Finding Leaders vs. Forming Leaders

The leadership void

I hear it often, the cry for more and better leaders in the church. It comes from fellow pastors, who complain about the need for more men and women to step up lead. The sentiment is shared by board members, elder teams and sub-committees. Everyone wants more leaders. Even the people who sit in the pew and watch from a distance complain about the leadership void.

What should the church do about this common problem?

One of the reasons we have a leadership void is the result of our strategy for integrating leaders. We look out on the horizon of our churches and search for leaders, hoping that one will appear in the distance who is primed to step in and lead. Our strategy is limited to finding leaders rather than forming leaders.

Leaders can be found

We look for already capable leaders to fill the leadership void. All to common, a need arises in our churches and our response is reactionary instead of proactive. We have someone step down from leading a particular team or small group, and we need someone new to fill that role. The search begins. We scour the list of our members hoping to find a pearl of a leader buried in the sea of people. We may or may not find someone to fill the need who is capable of leading well, but we need to find someone, so we just start asking.

In some scenarios, it is absolutely essential to look for men and women who are ready to lead. This commonly happens when a church is planted, as the lead planter invites a group of people to serve on a launch team. In these situations, they need mature and capable leaders to serve as the core of their church plant to help it get off the ground.

Or maybe a church is trying to launch a new program or ministry strategy. Finding quality leadership is vitally important to the success or failure of this new venture. Finding leaders is necessary at times, and they can sometimes be found just waiting to be asked, but if all we ever do is spend our time searching for mature leaders, we will often go to the well and find that it is dry.

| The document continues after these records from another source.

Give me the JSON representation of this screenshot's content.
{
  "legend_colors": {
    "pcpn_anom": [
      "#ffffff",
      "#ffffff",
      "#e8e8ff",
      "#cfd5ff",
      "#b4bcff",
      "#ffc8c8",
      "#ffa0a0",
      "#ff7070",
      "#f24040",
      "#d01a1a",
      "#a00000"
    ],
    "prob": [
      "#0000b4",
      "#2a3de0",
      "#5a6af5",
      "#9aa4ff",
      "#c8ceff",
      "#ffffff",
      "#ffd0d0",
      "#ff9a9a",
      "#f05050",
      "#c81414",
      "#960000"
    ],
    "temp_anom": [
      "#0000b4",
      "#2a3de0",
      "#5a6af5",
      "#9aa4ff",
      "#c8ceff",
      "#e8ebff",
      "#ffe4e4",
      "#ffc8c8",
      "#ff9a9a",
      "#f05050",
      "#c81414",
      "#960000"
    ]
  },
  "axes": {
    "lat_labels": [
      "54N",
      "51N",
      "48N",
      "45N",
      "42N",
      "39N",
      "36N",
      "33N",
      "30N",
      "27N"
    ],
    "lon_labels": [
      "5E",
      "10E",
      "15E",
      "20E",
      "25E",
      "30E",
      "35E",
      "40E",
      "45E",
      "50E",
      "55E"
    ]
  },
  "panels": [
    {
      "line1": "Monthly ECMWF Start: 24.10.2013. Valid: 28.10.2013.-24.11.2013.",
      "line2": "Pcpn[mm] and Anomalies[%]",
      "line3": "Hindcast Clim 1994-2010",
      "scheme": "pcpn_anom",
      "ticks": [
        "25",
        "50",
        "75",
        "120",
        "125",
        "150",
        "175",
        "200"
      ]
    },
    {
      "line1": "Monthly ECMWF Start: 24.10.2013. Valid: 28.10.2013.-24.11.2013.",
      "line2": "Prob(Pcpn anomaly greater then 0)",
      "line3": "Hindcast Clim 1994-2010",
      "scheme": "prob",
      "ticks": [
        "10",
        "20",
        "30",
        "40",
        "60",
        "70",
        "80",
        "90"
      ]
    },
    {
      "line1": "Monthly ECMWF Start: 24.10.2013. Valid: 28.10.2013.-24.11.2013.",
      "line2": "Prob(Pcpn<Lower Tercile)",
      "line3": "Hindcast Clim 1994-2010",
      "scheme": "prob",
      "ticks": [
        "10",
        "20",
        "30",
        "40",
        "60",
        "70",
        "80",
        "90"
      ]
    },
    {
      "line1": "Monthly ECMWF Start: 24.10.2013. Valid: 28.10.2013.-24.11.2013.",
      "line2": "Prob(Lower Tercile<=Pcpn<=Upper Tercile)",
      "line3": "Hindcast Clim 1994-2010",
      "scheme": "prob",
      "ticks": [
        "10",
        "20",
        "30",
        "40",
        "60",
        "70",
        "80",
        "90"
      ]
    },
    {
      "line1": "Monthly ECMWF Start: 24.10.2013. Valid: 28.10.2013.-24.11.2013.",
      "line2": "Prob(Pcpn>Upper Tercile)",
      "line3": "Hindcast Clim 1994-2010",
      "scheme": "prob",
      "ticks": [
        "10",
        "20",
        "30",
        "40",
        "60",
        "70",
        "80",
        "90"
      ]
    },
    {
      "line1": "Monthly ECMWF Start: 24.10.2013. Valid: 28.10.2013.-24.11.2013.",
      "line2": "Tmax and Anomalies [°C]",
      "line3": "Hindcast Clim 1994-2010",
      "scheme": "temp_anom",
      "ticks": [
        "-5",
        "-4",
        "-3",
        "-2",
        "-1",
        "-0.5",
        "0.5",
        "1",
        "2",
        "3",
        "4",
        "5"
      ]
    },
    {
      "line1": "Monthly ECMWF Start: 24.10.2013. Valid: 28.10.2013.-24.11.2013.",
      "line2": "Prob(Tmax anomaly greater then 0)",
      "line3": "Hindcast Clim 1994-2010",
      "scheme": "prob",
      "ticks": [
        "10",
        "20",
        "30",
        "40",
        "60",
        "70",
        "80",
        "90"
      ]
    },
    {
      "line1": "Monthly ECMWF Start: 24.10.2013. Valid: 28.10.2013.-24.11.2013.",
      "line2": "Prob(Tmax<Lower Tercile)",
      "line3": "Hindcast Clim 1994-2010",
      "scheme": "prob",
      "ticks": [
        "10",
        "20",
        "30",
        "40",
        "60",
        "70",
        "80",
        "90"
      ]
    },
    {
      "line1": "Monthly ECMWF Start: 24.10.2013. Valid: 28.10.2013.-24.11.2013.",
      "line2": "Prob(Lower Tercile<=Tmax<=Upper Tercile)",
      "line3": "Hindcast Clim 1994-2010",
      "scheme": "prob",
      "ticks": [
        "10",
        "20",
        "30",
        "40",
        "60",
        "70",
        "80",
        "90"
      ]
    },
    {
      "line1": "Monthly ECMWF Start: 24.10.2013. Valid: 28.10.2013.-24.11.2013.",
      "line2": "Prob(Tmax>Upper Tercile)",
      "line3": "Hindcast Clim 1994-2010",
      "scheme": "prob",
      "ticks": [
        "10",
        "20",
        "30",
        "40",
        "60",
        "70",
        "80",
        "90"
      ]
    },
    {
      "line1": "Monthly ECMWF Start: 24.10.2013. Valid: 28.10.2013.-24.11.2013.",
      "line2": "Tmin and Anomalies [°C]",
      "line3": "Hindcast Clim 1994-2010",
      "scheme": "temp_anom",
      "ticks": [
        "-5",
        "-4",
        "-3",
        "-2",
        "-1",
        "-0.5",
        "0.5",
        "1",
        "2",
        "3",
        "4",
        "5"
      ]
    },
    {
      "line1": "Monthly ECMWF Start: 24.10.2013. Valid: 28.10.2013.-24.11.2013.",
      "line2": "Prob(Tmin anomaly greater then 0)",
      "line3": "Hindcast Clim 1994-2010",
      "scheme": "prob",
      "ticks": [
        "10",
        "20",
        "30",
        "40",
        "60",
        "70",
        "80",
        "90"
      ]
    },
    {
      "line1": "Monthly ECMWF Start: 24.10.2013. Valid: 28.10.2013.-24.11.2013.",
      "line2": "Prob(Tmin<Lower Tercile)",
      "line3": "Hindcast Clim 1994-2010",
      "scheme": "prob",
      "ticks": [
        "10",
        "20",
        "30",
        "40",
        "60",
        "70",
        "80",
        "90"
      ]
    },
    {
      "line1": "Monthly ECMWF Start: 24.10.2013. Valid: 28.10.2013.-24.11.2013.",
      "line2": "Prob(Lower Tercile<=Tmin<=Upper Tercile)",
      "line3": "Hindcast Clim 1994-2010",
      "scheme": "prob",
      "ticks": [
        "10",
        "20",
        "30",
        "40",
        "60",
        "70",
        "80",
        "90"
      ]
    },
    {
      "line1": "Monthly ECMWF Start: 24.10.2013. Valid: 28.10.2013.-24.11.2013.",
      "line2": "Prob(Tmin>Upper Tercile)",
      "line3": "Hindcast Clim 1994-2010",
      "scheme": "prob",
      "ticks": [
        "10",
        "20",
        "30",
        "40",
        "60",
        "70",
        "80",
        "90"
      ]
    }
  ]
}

Photo Cred: https://stocksnap.io/photo/469424D4C3

Photo Cred: https://stocksnap.io/photo/469424D4C3

Leaders must be formed

Eventually, all churches must learn how to grow leaders. The church as a whole cannot thrive if we are always looking for leaders who are already formed. God has given us the task of preparing tomorrows leaders. Ultimately, it is God who makes them and God who calls them to leadership, but we have the awesome privilege of being part of the process.

Eventually, all churches must learn how to grow leaders.

Forming leaders requires you to be intentional. If we have been working hard to form and train future leaders we will be prepared when a new role needs to be filled. Instead of scouring the field of people for that hidden pearl, we have already done the hard work of forming new leaders to fill the void.

My challenge for you is to be intentional about forming leaders. You don't need to create a fully fledged leadership development program in the next six weeks. Just take a step, any step, toward the development of leaders in your church. This can be as simple as asking a few people to read a book with you that teaches principles you hope to instill in your congregation. At First Baptist Church, we are launching a Leadership Development Group this fall and have over 20 people signed up for our inaugural course. The Porterbrook Network is a a great resource, as well as its online counterpart BibleMesh. Some churches have developed entire training programs, for example the Leadership Development Institute at Hope Community Church in Minneapols has a fantastic program to train leaders.

Whatever your next step is, just take a step toward forming leaders in your church. It will change the complexion of your congregation and increase your church's Kingdom impact.